Children's theatre: time to kill off panto

3rd January 1997 at 00:00
I would abolish pantomime. No, I'm not dyspeptic with a critic's hangover, from an over-indulgence in "Behind you!" and "Oh, yes you are!". Oh no, I'm not; it's because I'm a children's theatre buff.

Ask yourself this question: why is it that we, with our outstanding tradition and reputation for adult theatre, fail so miserably in our theatre for children? Why is it that our writers, directors and actors very soon get the message that children's theatre is mere child's play, something to do while you are looking for a proper job?

It comes as a shock, every time, when our theatre workers see what happens, and has been happening for a very long time, in other countries. Even in Stalin's Soviet Union, children's theatre was a recognised art form, and its proponents could make a respected, life-long career developing their craft.

Nearer home, the Scottish Arts Council will give you Denmark for a model, with about 70 youth and children's theatre companies, tackling "serious" plays for young people, with well-paid actors, working in good conditions.About six months ago, the Danish government opened a new theatre school for practitioners in youth and children's theatre, with its own 250-seat theatre and facilities.

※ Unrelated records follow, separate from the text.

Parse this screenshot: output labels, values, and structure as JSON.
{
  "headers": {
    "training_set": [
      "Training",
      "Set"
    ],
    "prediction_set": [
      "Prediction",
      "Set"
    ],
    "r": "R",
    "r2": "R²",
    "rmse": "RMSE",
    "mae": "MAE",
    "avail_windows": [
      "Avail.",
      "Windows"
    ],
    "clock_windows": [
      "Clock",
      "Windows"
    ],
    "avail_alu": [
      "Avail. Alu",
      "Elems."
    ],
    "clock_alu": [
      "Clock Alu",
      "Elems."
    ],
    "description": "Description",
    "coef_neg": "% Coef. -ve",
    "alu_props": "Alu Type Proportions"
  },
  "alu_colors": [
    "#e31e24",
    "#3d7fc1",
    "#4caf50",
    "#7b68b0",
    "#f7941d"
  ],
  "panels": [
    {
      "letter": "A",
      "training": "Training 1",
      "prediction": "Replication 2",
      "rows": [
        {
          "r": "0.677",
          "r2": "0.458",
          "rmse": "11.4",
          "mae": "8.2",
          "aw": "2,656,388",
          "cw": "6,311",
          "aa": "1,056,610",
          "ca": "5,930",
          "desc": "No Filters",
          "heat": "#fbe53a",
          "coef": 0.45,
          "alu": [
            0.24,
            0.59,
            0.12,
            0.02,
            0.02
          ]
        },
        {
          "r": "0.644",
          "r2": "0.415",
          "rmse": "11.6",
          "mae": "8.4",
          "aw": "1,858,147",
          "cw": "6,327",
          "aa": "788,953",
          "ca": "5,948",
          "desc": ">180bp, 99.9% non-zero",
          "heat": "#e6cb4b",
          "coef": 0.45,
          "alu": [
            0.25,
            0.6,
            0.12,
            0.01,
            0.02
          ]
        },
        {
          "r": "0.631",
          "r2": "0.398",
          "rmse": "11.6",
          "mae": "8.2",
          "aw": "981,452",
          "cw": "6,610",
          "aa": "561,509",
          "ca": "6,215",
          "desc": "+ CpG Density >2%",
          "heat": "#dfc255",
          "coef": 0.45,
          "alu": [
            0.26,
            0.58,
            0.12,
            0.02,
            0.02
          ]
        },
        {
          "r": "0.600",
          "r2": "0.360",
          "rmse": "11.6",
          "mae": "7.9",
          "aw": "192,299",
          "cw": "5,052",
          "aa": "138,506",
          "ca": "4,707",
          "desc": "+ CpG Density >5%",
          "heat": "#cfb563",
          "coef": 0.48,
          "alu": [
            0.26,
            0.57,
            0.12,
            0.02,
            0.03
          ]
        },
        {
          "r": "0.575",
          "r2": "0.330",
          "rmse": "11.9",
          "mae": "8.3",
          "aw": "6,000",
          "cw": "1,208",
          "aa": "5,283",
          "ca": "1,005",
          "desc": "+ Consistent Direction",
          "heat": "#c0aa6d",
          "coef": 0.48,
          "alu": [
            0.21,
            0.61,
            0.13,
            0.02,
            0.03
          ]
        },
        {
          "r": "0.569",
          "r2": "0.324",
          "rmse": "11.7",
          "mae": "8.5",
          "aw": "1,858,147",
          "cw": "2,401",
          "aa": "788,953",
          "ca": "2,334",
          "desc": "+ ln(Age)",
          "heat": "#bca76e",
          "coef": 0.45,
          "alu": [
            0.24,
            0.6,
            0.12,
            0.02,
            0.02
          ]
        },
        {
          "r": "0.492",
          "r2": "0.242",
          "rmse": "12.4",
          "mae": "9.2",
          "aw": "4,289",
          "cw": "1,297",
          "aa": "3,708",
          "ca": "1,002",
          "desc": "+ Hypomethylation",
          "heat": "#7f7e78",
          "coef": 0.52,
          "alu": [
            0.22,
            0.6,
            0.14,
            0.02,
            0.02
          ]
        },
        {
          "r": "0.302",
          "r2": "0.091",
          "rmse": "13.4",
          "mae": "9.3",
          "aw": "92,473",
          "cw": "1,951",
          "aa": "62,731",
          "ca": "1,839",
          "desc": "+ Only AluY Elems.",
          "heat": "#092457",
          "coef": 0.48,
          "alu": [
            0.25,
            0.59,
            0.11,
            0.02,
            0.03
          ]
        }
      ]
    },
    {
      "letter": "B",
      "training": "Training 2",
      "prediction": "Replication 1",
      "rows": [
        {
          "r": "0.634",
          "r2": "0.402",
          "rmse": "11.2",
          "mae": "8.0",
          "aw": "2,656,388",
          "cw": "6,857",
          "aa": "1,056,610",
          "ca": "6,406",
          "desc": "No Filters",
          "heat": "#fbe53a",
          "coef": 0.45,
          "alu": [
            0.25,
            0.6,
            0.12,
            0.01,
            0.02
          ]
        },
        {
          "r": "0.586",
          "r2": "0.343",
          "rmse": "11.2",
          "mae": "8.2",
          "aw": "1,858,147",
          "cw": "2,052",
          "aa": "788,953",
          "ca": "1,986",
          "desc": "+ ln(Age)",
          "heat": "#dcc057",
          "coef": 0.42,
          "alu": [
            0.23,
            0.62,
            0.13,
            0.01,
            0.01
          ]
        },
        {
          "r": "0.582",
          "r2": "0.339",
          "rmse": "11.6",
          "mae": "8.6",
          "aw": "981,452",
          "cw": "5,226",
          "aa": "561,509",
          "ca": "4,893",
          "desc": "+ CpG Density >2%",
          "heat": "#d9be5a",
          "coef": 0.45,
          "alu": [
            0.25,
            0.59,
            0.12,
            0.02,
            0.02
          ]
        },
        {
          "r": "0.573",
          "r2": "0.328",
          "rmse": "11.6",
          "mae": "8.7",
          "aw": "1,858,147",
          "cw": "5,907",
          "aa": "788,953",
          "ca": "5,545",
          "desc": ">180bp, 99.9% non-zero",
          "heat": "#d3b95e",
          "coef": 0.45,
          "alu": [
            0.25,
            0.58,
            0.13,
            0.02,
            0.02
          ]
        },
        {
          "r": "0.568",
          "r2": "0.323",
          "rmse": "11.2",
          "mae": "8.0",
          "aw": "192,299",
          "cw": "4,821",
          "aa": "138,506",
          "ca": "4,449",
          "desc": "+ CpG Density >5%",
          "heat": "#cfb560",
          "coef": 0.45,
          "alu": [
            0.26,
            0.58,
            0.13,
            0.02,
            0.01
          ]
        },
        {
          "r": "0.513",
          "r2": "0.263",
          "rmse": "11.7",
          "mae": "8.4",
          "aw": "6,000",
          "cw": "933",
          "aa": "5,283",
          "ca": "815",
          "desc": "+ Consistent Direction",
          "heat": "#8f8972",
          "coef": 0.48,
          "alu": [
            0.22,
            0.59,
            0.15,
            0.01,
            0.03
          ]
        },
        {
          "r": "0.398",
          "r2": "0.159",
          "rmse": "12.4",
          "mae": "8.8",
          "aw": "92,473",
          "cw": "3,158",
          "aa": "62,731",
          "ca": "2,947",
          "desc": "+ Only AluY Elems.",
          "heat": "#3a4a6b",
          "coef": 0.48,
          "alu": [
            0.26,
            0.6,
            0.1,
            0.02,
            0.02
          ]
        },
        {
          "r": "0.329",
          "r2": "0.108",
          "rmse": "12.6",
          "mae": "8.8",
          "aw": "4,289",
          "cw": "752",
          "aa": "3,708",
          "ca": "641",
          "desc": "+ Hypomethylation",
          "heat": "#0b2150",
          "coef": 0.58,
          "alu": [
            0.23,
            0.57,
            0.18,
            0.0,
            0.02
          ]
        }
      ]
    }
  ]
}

All that is limelight years away from what we have. Compare it with TAG, our best-established theatre for young people. Over the years, its artistic directors have moved away (or should I say "on"?) to adult theatre, to the Edinburgh Lyceum, the Traverse, and to Newcastle. How soon will it be before the incumbent Tony Graham has to go the same way?

TAG actors are typically short-contract employees. Small wonder when you see their working conditions, of short rehearsal periods in rented rooms, and a tour of two schools a day, meeting the minibus early enough in the morning to drive 50 miles and put the set up before the 9.30am start.

One TAG director told me that his worst moment came after the dress rehearsal when he had to say, "Well done! Good luck! And here's your P45s."

If I had to explain the difference between ourselves and the Danes, I would point to the fact that Denmark does not have pantomime. How the Harlequinade and the music hall collided to produce this hybrid entertainment I leave to theatre historians, but we are stuck with it and, traditionalists that we are, we cherish this blight in the bud of our children's theatre.

Pantomime is the most ludicrous paradox of the theatre's year. For 11 months, theatres work hard at developing their youth work. In the 12th, when schools beat a path to their door, clamouring for admission, they feel compelled to serve them the traditional old soup, beautifully warmed up.

Whatever the soup is called, it will generally have a grossly misunderstood, maltreated young person, a set of hostile or indifferent adults and an affectionate, dependent animal, generally furry.

There will be fear totems - ghouls, spiders and witches - to scream at in complete security, and a benign extra-terrestrial to make it right in the end.

In case you thought it was damaging enough to a young audience (and maybe their parents) to serve up a familiar story with stereotypes for characters, and remove any sense of suspense or real involvement with the story or characters, there is worse news. This theatrical philistinism is invasive.

Opera, as we all know, gets a bad popular press. Overweight, overpaid and over here, we are told. Groups like Scottish Opera for All spend all their time fighting such prejudice. In one Glasgow pantomime this Christmas, the Prince says "I hate opera" (so Dandini goes in his place); a few miles away, another pantomime character is complaining about the price of opera tickets (obviously a matter of great concern in playgrounds all over the city).

So this anti-cultural indoctrination begins, in the corrupting tradition of pantomime. And with it the mindless racism of funny names for Chinese policemen, jokes about bald-headed men, and homosexuality, all of which have been purveyed to our children in these weeks.

Happily, traditions evolve, despite the widespread belief to the contrary in Hawick. Around Scotland, pantomime is slowly changing. Stuart Paterson is bringing a genuine playwright's skill to scripting folk tales like The Sleeping Beauty at the Royal Lyceum, Edinburgh; Bob Black abandoned cross-dressing in this year's Cinderella at the Glasgow King's. The Wizard of Oz, much more of a children's theatre show, had a run at the Citizens and the Dundee Rep.

I get impatient with evolution. I would, as I say, abolish pantomime, and replace it with children's theatre. I've been watching panto for 50 years, and still enjoy it.

I shall always be grateful that pantomime gave me the chance to see that most hilarious of stage acts, Wilson, Keppel and Betty in the 1940s. Pantomime has a venerable tradition, like the House of Lords, and winter, but that shouldn't distract us from the fact that there is something much better.